Abstract
The improvement of imaging techniques over the years has contributed to the understanding of the natural history of autosomal dominant polycystic kidney disease, and facilitated the observation of its structural progression. Advances in molecular biology and genetics have made possible a greater understanding of the genetics, molecular, and cellular pathophysiologic mechanisms responsible for its development and have laid the foundation for the development of potential new therapies.

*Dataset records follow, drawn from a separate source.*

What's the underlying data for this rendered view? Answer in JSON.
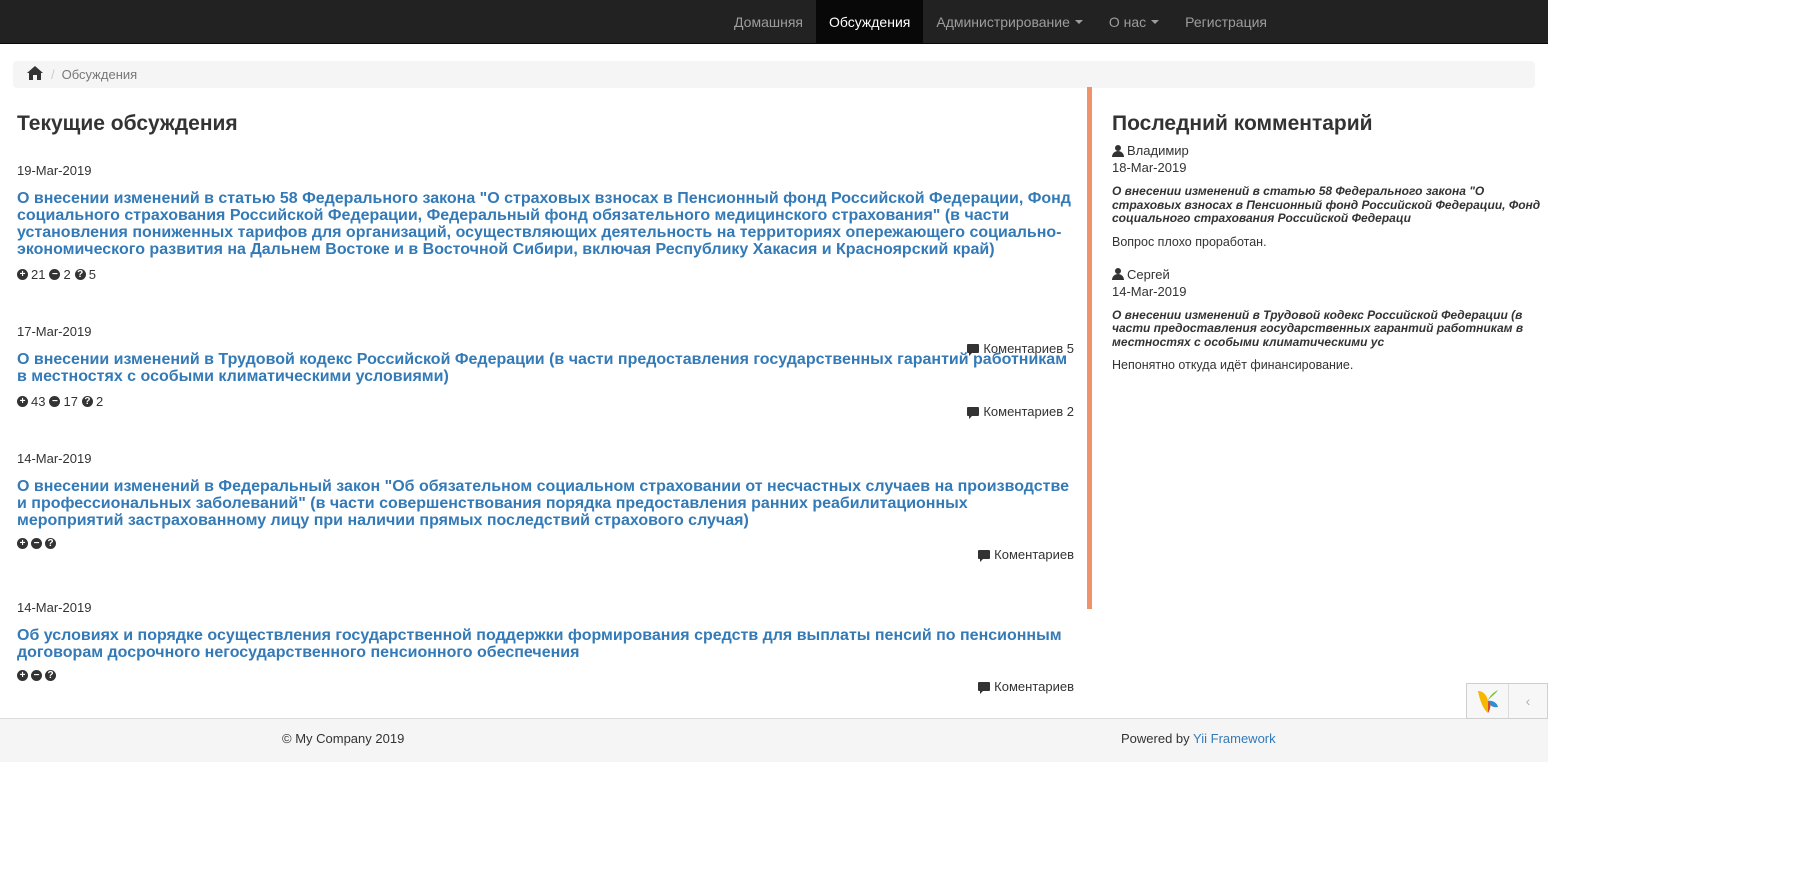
{
  "navbar": {
    "items": [
      {
        "label": "Домашняя"
      },
      {
        "label": "Обсуждения"
      },
      {
        "label": "Администрирование"
      },
      {
        "label": "О нас"
      },
      {
        "label": "Регистрация"
      }
    ]
  },
  "breadcrumb": {
    "current": "Обсуждения"
  },
  "main": {
    "heading": "Текущие обсуждения",
    "discussions": [
      {
        "date": "19-Mar-2019",
        "title": "О внесении изменений в статью 58 Федерального закона \"О страховых взносах в Пенсионный фонд Российской Федерации, Фонд социального страхования Российской Федерации, Федеральный фонд обязательного медицинского страхования\" (в части установления пониженных тарифов для организаций, осуществляющих деятельность на территориях опережающего социально-экономического развития на Дальнем Востоке и в Восточной Сибири, включая Республику Хакасия и Красноярский край)",
        "votes_up": "21",
        "votes_down": "2",
        "votes_question": "5",
        "comments": "Коментариев 5"
      },
      {
        "date": "17-Mar-2019",
        "title": "О внесении изменений в Трудовой кодекс Российской Федерации (в части предоставления государственных гарантий работникам в местностях с особыми климатическими условиями)",
        "votes_up": "43",
        "votes_down": "17",
        "votes_question": "2",
        "comments": "Коментариев 2"
      },
      {
        "date": "14-Mar-2019",
        "title": "О внесении изменений в Федеральный закон \"Об обязательном социальном страховании от несчастных случаев на производстве и профессиональных заболеваний\" (в части совершенствования порядка предоставления ранних реабилитационных мероприятий застрахованному лицу при наличии прямых последствий страхового случая)",
        "votes_up": "",
        "votes_down": "",
        "votes_question": "",
        "comments": "Коментариев"
      },
      {
        "date": "14-Mar-2019",
        "title": "Об условиях и порядке осуществления государственной поддержки формирования средств для выплаты пенсий по пенсионным договорам досрочного негосударственного пенсионного обеспечения",
        "votes_up": "",
        "votes_down": "",
        "votes_question": "",
        "comments": "Коментариев"
      }
    ]
  },
  "sidebar": {
    "heading": "Последний комментарий",
    "comments": [
      {
        "user": "Владимир",
        "date": "18-Mar-2019",
        "title": "О внесении изменений в статью 58 Федерального закона \"О страховых взносах в Пенсионный фонд Российской Федерации, Фонд социального страхования Российской Федераци",
        "text": "Вопрос плохо проработан."
      },
      {
        "user": "Сергей",
        "date": "14-Mar-2019",
        "title": "О внесении изменений в Трудовой кодекс Российской Федерации (в части предоставления государственных гарантий работникам в местностях с особыми климатическими ус",
        "text": "Непонятно откуда идёт финансирование."
      }
    ]
  },
  "footer": {
    "copyright": "© My Company 2019",
    "powered_prefix": "Powered by",
    "powered_link": "Yii Framework"
  },
  "debug_toolbar": {
    "toggle_glyph": "‹"
  },
  "colors": {
    "navbar_bg": "#222222",
    "link": "#337ab7",
    "accent_divider": "#f0926a"
  }
}
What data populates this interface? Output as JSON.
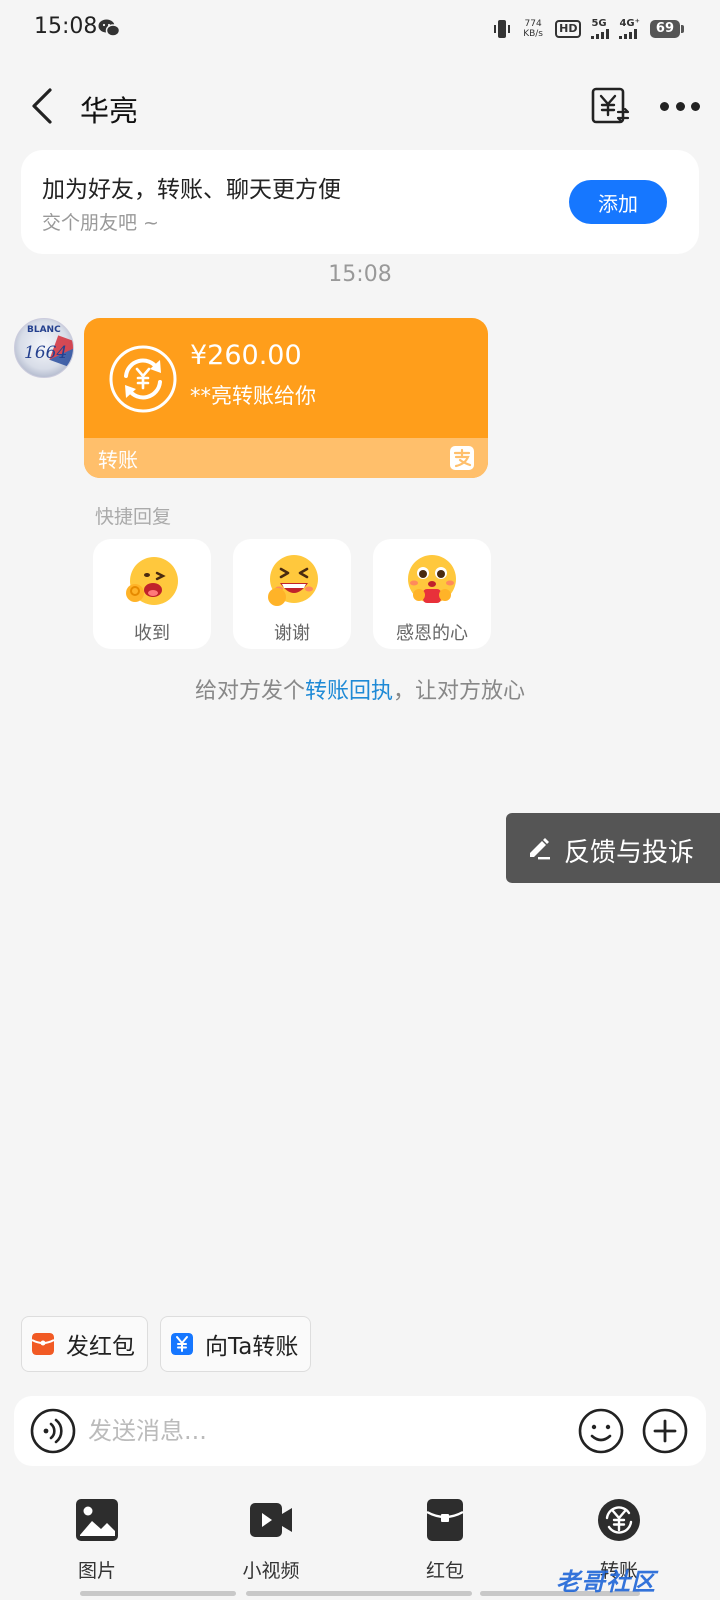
{
  "status_bar": {
    "time": "15:08",
    "net_speed": "774",
    "net_unit": "KB/s",
    "hd": "HD",
    "signal1": "5G",
    "signal2": "4G⁺",
    "battery": "69"
  },
  "header": {
    "title": "华亮"
  },
  "add_friend": {
    "title": "加为好友，转账、聊天更方便",
    "subtitle": "交个朋友吧 ~",
    "button_label": "添加"
  },
  "timestamp": "15:08",
  "avatar": {
    "line1": "BLANC",
    "line2": "1664"
  },
  "transfer": {
    "amount": "¥260.00",
    "description": "**亮转账给你",
    "footer_label": "转账"
  },
  "quick_reply": {
    "label": "快捷回复",
    "items": [
      {
        "label": "收到"
      },
      {
        "label": "谢谢"
      },
      {
        "label": "感恩的心"
      }
    ]
  },
  "receipt": {
    "prefix": "给对方发个",
    "link": "转账回执",
    "suffix": "，让对方放心"
  },
  "feedback": {
    "label": "反馈与投诉"
  },
  "shortcuts": [
    {
      "label": "发红包"
    },
    {
      "label": "向Ta转账"
    }
  ],
  "input": {
    "placeholder": "发送消息..."
  },
  "toolbar": [
    {
      "label": "图片"
    },
    {
      "label": "小视频"
    },
    {
      "label": "红包"
    },
    {
      "label": "转账"
    }
  ],
  "watermark": "老哥社区",
  "colors": {
    "accent_blue": "#1677ff",
    "transfer_orange": "#ff9e1b",
    "transfer_footer": "#ffbf6b",
    "link_blue": "#1f8ad6",
    "red_packet": "#f15a24"
  }
}
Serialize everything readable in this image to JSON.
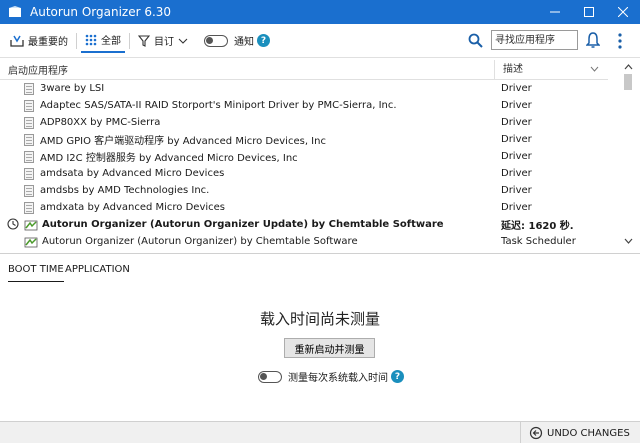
{
  "window": {
    "title": "Autorun Organizer 6.30"
  },
  "toolbar": {
    "most_important": "最重要的",
    "all": "全部",
    "subscription": "目订",
    "notify": "通知",
    "search_placeholder": "寻找应用程序"
  },
  "list": {
    "col_name": "启动应用程序",
    "col_desc": "描述",
    "rows": [
      {
        "name": "3ware by LSI",
        "desc": "Driver"
      },
      {
        "name": "Adaptec SAS/SATA-II RAID Storport's Miniport Driver by PMC-Sierra, Inc.",
        "desc": "Driver"
      },
      {
        "name": "ADP80XX by PMC-Sierra",
        "desc": "Driver"
      },
      {
        "name": "AMD GPIO 客户端驱动程序 by Advanced Micro Devices, Inc",
        "desc": "Driver"
      },
      {
        "name": "AMD I2C 控制器服务 by Advanced Micro Devices, Inc",
        "desc": "Driver"
      },
      {
        "name": "amdsata by Advanced Micro Devices",
        "desc": "Driver"
      },
      {
        "name": "amdsbs by AMD Technologies Inc.",
        "desc": "Driver"
      },
      {
        "name": "amdxata by Advanced Micro Devices",
        "desc": "Driver"
      },
      {
        "name": "Autorun Organizer (Autorun Organizer Update) by Chemtable Software",
        "desc": "延迟: 1620 秒."
      },
      {
        "name": "Autorun Organizer (Autorun Organizer) by Chemtable Software",
        "desc": "Task Scheduler"
      }
    ]
  },
  "tabs": {
    "boot_time": "BOOT TIME",
    "application": "APPLICATION"
  },
  "panel": {
    "message": "载入时间尚未测量",
    "restart_button": "重新启动并测量",
    "measure_label": "测量每次系统载入时间"
  },
  "status": {
    "undo": "UNDO CHANGES"
  },
  "colors": {
    "titlebar": "#1a6fcf",
    "accent": "#1a8fbd"
  }
}
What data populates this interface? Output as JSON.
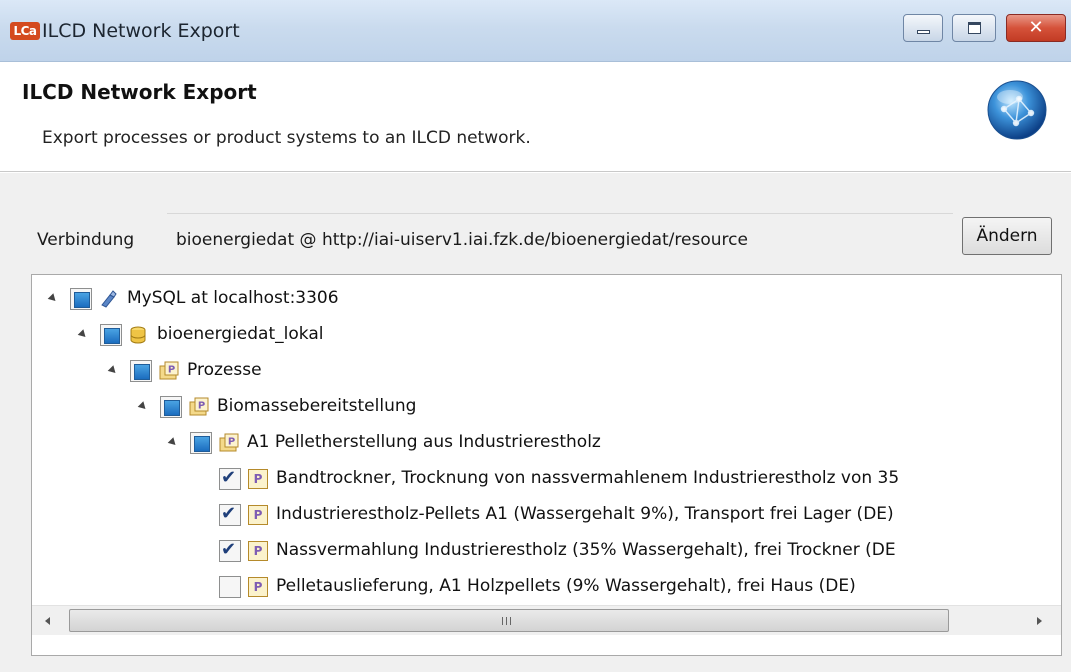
{
  "window": {
    "app_logo_text": "LCa",
    "title": "ILCD Network Export",
    "controls": {
      "minimize": "minimize-icon",
      "maximize": "maximize-icon",
      "close": "close-icon"
    }
  },
  "banner": {
    "title": "ILCD Network Export",
    "description": "Export processes or product systems to an ILCD network.",
    "icon": "globe-icon"
  },
  "connection": {
    "label": "Verbindung",
    "value": "bioenergiedat @ http://iai-uiserv1.iai.fzk.de/bioenergiedat/resource",
    "change_button": "Ändern"
  },
  "tree": {
    "nodes": [
      {
        "label": "MySQL at localhost:3306",
        "level": 0,
        "check": "partial",
        "icon": "database-connection-icon",
        "expanded": true
      },
      {
        "label": "bioenergiedat_lokal",
        "level": 1,
        "check": "partial",
        "icon": "database-icon",
        "expanded": true
      },
      {
        "label": "Prozesse",
        "level": 2,
        "check": "partial",
        "icon": "process-folder-icon",
        "expanded": true
      },
      {
        "label": "Biomassebereitstellung",
        "level": 3,
        "check": "partial",
        "icon": "process-folder-icon",
        "expanded": true
      },
      {
        "label": "A1 Pelletherstellung aus Industrierestholz",
        "level": 4,
        "check": "partial",
        "icon": "process-folder-icon",
        "expanded": true
      },
      {
        "label": "Bandtrockner, Trocknung von nassvermahlenem Industrierestholz von 35",
        "level": 5,
        "check": "checked",
        "icon": "process-icon"
      },
      {
        "label": "Industrierestholz-Pellets A1 (Wassergehalt 9%), Transport frei Lager (DE)",
        "level": 5,
        "check": "checked",
        "icon": "process-icon"
      },
      {
        "label": "Nassvermahlung Industrierestholz (35% Wassergehalt), frei Trockner (DE",
        "level": 5,
        "check": "checked",
        "icon": "process-icon"
      },
      {
        "label": "Pelletauslieferung, A1 Holzpellets (9% Wassergehalt), frei Haus (DE)",
        "level": 5,
        "check": "unchecked",
        "icon": "process-icon"
      }
    ],
    "process_icon_glyph": "P"
  },
  "colors": {
    "titlebar": "#cadbee",
    "close_button": "#d5523a",
    "partial_check": "#1b6dbf",
    "process_icon": "#7e5cb3"
  }
}
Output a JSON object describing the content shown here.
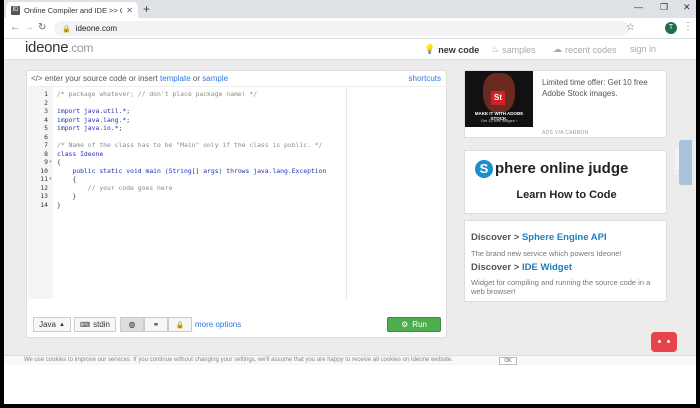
{
  "browser": {
    "tab_title": "Online Compiler and IDE >> C/C",
    "tab_favicon": "ID",
    "url": "ideone.com",
    "avatar_initial": "T"
  },
  "site": {
    "logo_main": "ideone",
    "logo_suffix": ".com",
    "nav": [
      {
        "label": "new code",
        "icon": "code-icon"
      },
      {
        "label": "samples",
        "icon": "bulb-icon"
      },
      {
        "label": "recent codes",
        "icon": "cloud-icon"
      },
      {
        "label": "sign in",
        "icon": ""
      }
    ]
  },
  "editor": {
    "prompt_prefix": "</> enter your source code or insert",
    "template_link": "template",
    "or_text": "or",
    "sample_link": "sample",
    "shortcuts": "shortcuts",
    "lines": [
      {
        "n": "1",
        "text": "/* package whatever; // don't place package name! */"
      },
      {
        "n": "2",
        "text": ""
      },
      {
        "n": "3",
        "text": "import java.util.*;"
      },
      {
        "n": "4",
        "text": "import java.lang.*;"
      },
      {
        "n": "5",
        "text": "import java.io.*;"
      },
      {
        "n": "6",
        "text": ""
      },
      {
        "n": "7",
        "text": "/* Name of the class has to be \"Main\" only if the class is public. */"
      },
      {
        "n": "8",
        "text": "class Ideone"
      },
      {
        "n": "9",
        "text": "{"
      },
      {
        "n": "10",
        "text": "    public static void main (String[] args) throws java.lang.Exception"
      },
      {
        "n": "11",
        "text": "    {"
      },
      {
        "n": "12",
        "text": "        // your code goes here"
      },
      {
        "n": "13",
        "text": "    }"
      },
      {
        "n": "14",
        "text": "}"
      }
    ],
    "language": "Java",
    "stdin": "stdin",
    "more_options": "more options",
    "run": "Run"
  },
  "ad": {
    "caption1": "MAKE IT WITH ADOBE STOCK.",
    "caption2": "Get 10 free images ›",
    "text": "Limited time offer: Get 10 free Adobe Stock images.",
    "via": "ADS VIA CARBON"
  },
  "sphere": {
    "title": "phere online judge",
    "letter": "S",
    "subtitle": "Learn How to Code"
  },
  "discover": {
    "h1_prefix": "Discover >",
    "h1_link": "Sphere Engine API",
    "p1": "The brand new service which powers Ideone!",
    "h2_prefix": "Discover >",
    "h2_link": "IDE Widget",
    "p2": "Widget for compiling and running the source code in a web browser!"
  },
  "feedback": "Feedback",
  "cookie": {
    "text": "We use cookies to improve our services. If you continue without changing your settings, we'll assume that you are happy to receive all cookies on Ideone website.",
    "ok": "OK"
  }
}
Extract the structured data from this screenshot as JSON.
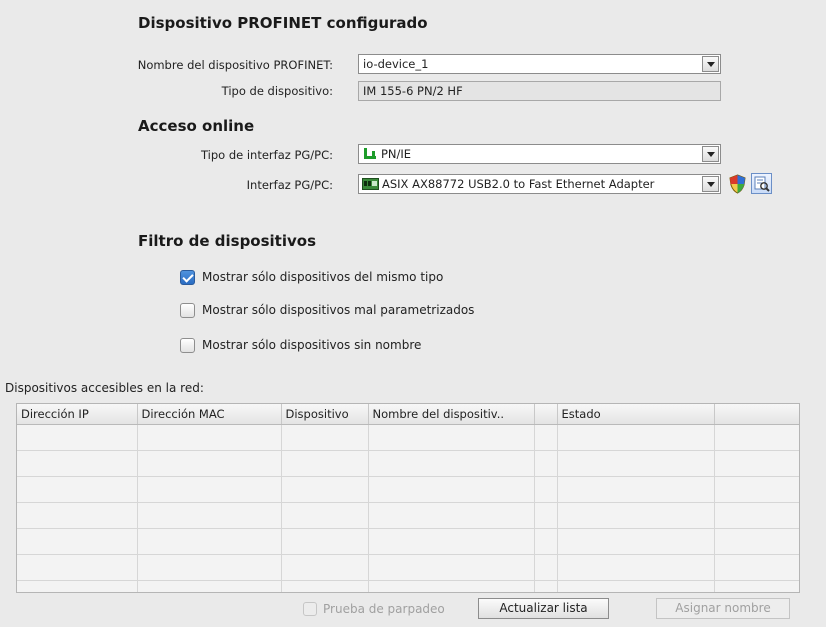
{
  "sections": {
    "configured_title": "Dispositivo PROFINET configurado",
    "online_title": "Acceso online",
    "filter_title": "Filtro de dispositivos"
  },
  "configured": {
    "name_label": "Nombre del dispositivo PROFINET:",
    "name_value": "io-device_1",
    "type_label": "Tipo de dispositivo:",
    "type_value": "IM 155-6 PN/2 HF"
  },
  "online": {
    "iface_type_label": "Tipo de interfaz PG/PC:",
    "iface_type_value": "PN/IE",
    "iface_label": "Interfaz PG/PC:",
    "iface_value": "ASIX AX88772 USB2.0 to Fast Ethernet Adapter",
    "icons": [
      "network-icon",
      "adapter-icon",
      "shield-icon",
      "diagnostics-icon"
    ]
  },
  "filter": {
    "options": [
      {
        "label": "Mostrar sólo dispositivos del mismo tipo",
        "checked": true
      },
      {
        "label": "Mostrar sólo dispositivos mal parametrizados",
        "checked": false
      },
      {
        "label": "Mostrar sólo dispositivos sin nombre",
        "checked": false
      }
    ]
  },
  "devices": {
    "caption": "Dispositivos accesibles en la red:",
    "columns": [
      "Dirección IP",
      "Dirección MAC",
      "Dispositivo",
      "Nombre del dispositiv..",
      "",
      "Estado",
      ""
    ],
    "rows": []
  },
  "footer": {
    "blink_label": "Prueba de parpadeo",
    "refresh_label": "Actualizar lista",
    "assign_label": "Asignar nombre"
  },
  "colors": {
    "background": "#eaeaea",
    "checkbox_checked": "#2a6cc2",
    "network_icon_green": "#1e9c2a"
  }
}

Therapies targeting genetic mechanisms in ADPKD have inherent limitations. As a result, most experimental therapies at the present time are aimed at delaying the growth of the cysts and associated interstitial inflammation and fibrosis by targeting tubular epithelial cell proliferation and fluid secretion by the cystic epithelium. Several interventions affecting many of the signaling pathways disrupted in ADPKD have been effective in animal models and some are currently being tested in clinical trials.Keywords: Autosomal dominant polycystic kidney disease, AMP-activated protein kinase (AMPK) activators, cystic fibrosis transmembrane conductance regulator (CFTR) inhibitors, mammalian target of rapamycin (mTOR) inhibitors, somatostatin analogues, Src inhibitors, peroxisome proliferator activated receptors (PPARγ, vasopressin V2 receptor antagonists.